The Balance of Power – Enabling Delivery and Reform of Public Services

By Sir Andrew Turnbull, Secretary of the Cabinet and Head of the Home Civil Service.

Reproduced by permission of the Centre for Management and Policy Studies.

Two things are evident about public services in the UK – the need to change what services we deliver and the need to change how we deliver them. The question about ‘who’ delivers them is more open to debate.

What is also clear is that the improvements to the capacity and capability of the Civil Service over a number of years haven’t been enough. Valuable gains have been made in making the Service more open to talent and more diverse in leadership, but the big ‘win’, in terms of customer satisfaction, is still to be achieved. That is now the strategic goal of our delivery and reform agenda – to transform public services and ensure that we deliver customer-centred services. Time is short. Increased resources are now going into public services, and reform is part of the deal.

Amplifier for change

How we do it will require both a different attitude and a range of new skills. The Civil Service has to transform itself into a successful deliverer and act as an amplifier for change throughout the wider public sector. Together we have to address the enormous inequality in the accessibility, performance and quality of public services.

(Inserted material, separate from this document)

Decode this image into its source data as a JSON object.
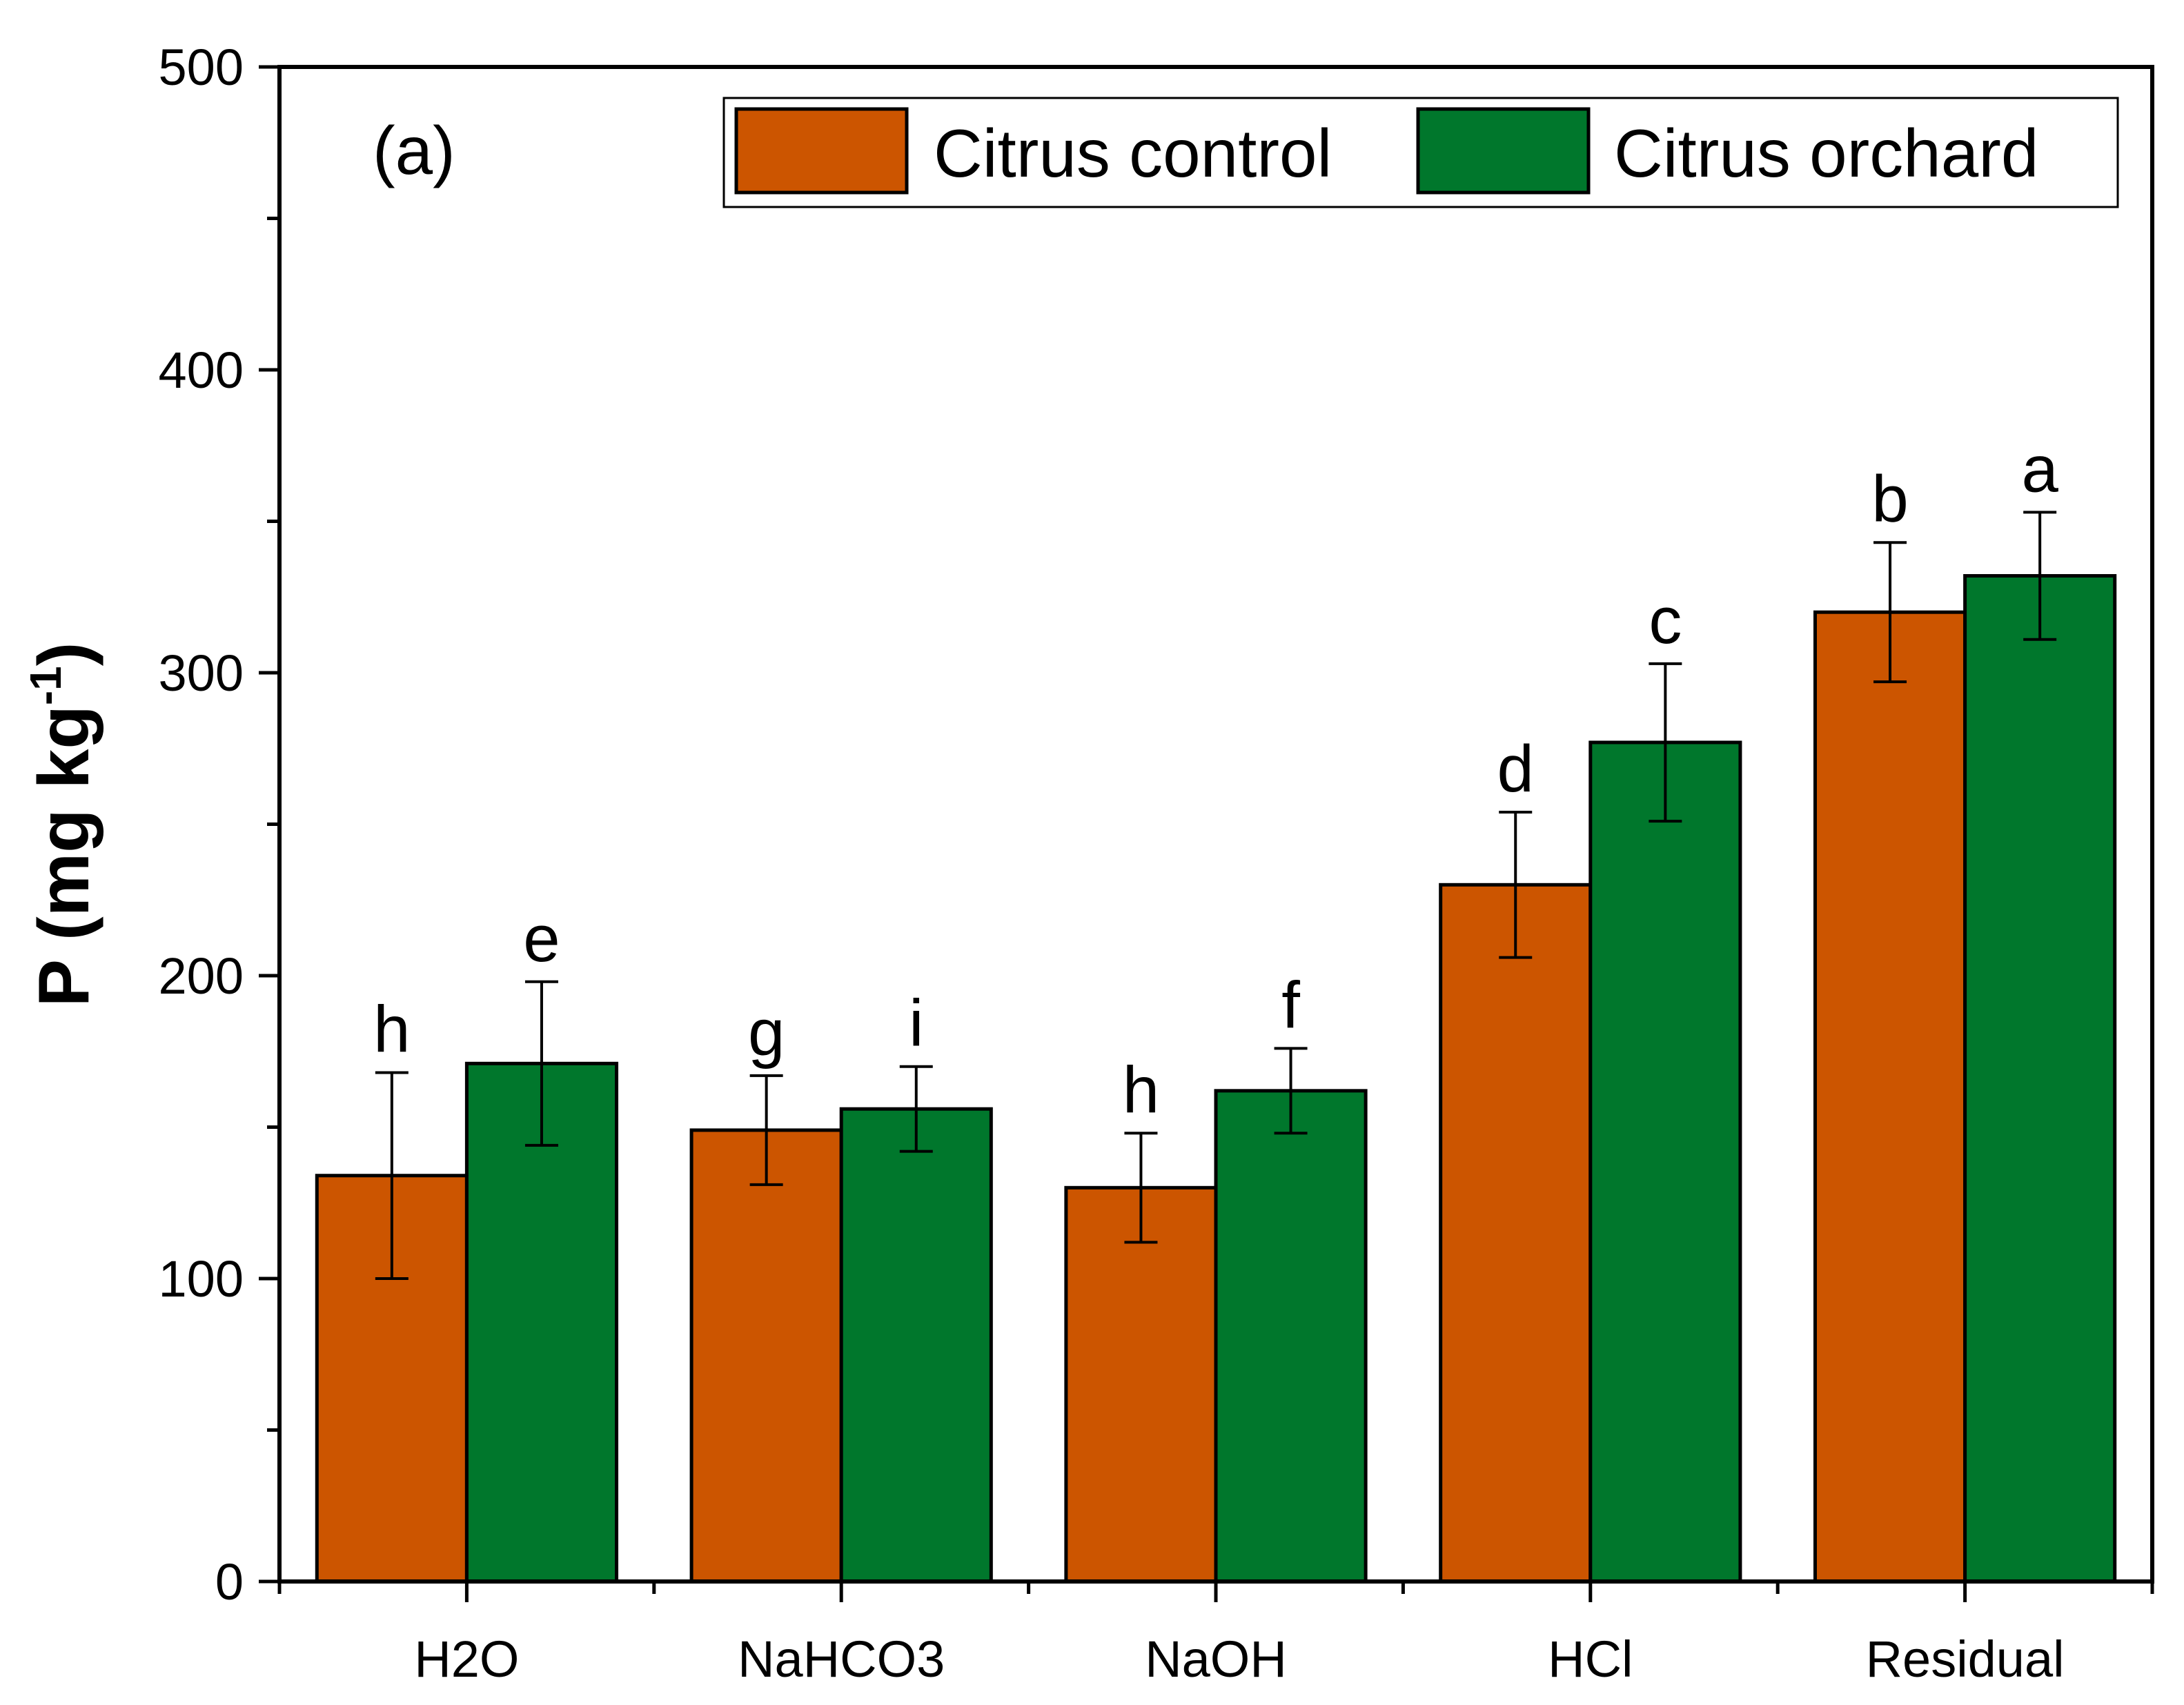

The strategy is based on the Prime Minister’s four key principles:

  • high national standards with clear accountability
  • devolved decision-making to the frontline
  • greater flexibility in how, when and what services are delivered, including greater staff flexibility and the use of incentives.
  • more consumer choice – where appropriate, alternative providers should be offered.

Combined, these principles will produce more personalised and efficient services. But we must strike a balance between centralised control and de-centralised decision-making in order to achieve this.

Strengthening capability

Targets are essential for setting priorities and standards, and should be seen as a positive force for new thinking and innovation. The current targets take us to 2004 and they will remain our number one priority. They give a very clear steer about what we are trying to achieve and the new ways of working needed to deliver them.

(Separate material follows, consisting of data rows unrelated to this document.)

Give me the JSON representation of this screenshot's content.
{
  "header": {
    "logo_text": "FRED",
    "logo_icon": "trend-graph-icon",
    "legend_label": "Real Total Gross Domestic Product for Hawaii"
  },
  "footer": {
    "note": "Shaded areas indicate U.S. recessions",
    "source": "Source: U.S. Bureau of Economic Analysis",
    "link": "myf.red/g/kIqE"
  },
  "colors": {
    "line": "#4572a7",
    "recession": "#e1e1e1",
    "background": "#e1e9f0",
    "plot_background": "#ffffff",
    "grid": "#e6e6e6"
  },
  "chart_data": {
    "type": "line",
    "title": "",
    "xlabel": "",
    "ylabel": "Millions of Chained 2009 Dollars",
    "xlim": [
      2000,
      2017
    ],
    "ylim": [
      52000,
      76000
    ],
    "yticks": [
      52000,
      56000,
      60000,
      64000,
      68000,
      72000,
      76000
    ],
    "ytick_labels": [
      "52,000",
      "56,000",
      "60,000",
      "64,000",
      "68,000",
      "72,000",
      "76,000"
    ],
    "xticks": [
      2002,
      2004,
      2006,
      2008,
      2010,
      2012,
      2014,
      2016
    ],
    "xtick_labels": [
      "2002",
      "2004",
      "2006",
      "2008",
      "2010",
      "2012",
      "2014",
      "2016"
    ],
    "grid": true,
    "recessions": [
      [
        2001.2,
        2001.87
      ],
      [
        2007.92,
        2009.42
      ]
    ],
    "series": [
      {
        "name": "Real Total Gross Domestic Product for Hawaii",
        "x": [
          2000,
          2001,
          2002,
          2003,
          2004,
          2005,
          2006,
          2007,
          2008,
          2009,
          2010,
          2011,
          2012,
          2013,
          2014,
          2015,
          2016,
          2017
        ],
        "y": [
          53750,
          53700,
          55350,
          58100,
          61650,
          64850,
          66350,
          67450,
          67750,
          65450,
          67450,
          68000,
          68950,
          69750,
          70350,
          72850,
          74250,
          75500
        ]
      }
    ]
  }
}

As well as raising our ability to deliver targets, we must also strengthen the wider capability of Departments. To assist this, Departments have been creating Performance Partnerships. These are, essentially, a strengthening of the change programmes already in place and are intended to give an objective view about whether each significant delivery Department has the right tools to deliver its Public Service Agreement targets. Ten Departments have been agreeing with central partners (the Cabinet Office, No. 10 and the Treasury) and delivery partners across the wider public, private and voluntary sectors as to what more needs to be done to ensure that they have the right leadership, the right strategic focus, the right engagement of delivery stakeholders and the right management of delivery. The Partnerships will clarify internal priorities for change and priorities in terms of major projects and top delivery issues in addition to PSAs.

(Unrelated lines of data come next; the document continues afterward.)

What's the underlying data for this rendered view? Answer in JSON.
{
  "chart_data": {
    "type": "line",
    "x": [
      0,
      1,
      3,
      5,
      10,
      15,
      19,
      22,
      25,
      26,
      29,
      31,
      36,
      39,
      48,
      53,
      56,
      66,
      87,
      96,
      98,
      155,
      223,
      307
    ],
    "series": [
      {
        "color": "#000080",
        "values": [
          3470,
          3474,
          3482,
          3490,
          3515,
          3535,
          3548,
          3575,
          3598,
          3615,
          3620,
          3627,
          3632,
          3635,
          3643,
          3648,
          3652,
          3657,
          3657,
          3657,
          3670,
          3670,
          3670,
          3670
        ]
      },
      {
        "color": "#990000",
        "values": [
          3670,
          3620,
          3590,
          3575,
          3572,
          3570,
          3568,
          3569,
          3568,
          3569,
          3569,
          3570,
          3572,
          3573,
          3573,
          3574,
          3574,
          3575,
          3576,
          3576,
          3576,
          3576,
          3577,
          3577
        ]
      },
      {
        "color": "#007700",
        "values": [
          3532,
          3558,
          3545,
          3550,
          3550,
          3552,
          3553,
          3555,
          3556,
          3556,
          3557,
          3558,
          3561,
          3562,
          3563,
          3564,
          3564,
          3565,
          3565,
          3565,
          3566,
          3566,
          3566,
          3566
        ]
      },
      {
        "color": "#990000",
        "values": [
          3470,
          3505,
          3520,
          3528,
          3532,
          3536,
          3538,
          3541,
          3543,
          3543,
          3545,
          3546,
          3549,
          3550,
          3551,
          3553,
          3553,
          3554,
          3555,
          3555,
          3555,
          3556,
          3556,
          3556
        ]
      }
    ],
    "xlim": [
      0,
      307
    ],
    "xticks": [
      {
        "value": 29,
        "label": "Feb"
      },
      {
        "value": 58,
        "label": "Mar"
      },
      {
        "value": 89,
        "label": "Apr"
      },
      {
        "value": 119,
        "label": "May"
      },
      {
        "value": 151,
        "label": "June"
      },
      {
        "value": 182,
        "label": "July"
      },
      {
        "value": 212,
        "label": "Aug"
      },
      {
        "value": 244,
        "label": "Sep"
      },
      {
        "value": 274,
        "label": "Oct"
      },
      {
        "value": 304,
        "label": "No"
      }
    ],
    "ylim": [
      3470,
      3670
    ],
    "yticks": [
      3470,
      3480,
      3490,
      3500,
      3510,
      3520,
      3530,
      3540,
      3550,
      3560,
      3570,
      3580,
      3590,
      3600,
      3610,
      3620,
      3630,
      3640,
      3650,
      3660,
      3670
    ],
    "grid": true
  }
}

I am placing a high priority on the way we are managing and developing people so we get the right people in the right places quickly, develop them to their full potential and manage performance rigorously.

Technology has the potential to make a huge impact on the services we provide to the public. We must exploit this to the full so that our customers can quickly receive what they want from us. And we must make it easy for people to contact us and give us the information we need. We must raise or acquire key skills such as project management.

There is no doubt that project and programme commissioning and management has been a weakness. Our response must be to make it a strength – it must become a core competence of the Service. CMPS has developed an extensive portfolio of training and development in programme and project management and has collaborated with the Office of Government Commerce in the Successful Skills Delivery Programme.

The OGC Gateway Process, for example, examines projects at critical points in their development to provide assurance that they can progress successfully to the next stage. It is designed to be applied to projects that procure services, construction or property, IT-enabled business change projects and procurements utilising framework contracts, and is based on well-proven techniques that lead to more effective delivery of benefits together with more predictable costs and outcomes.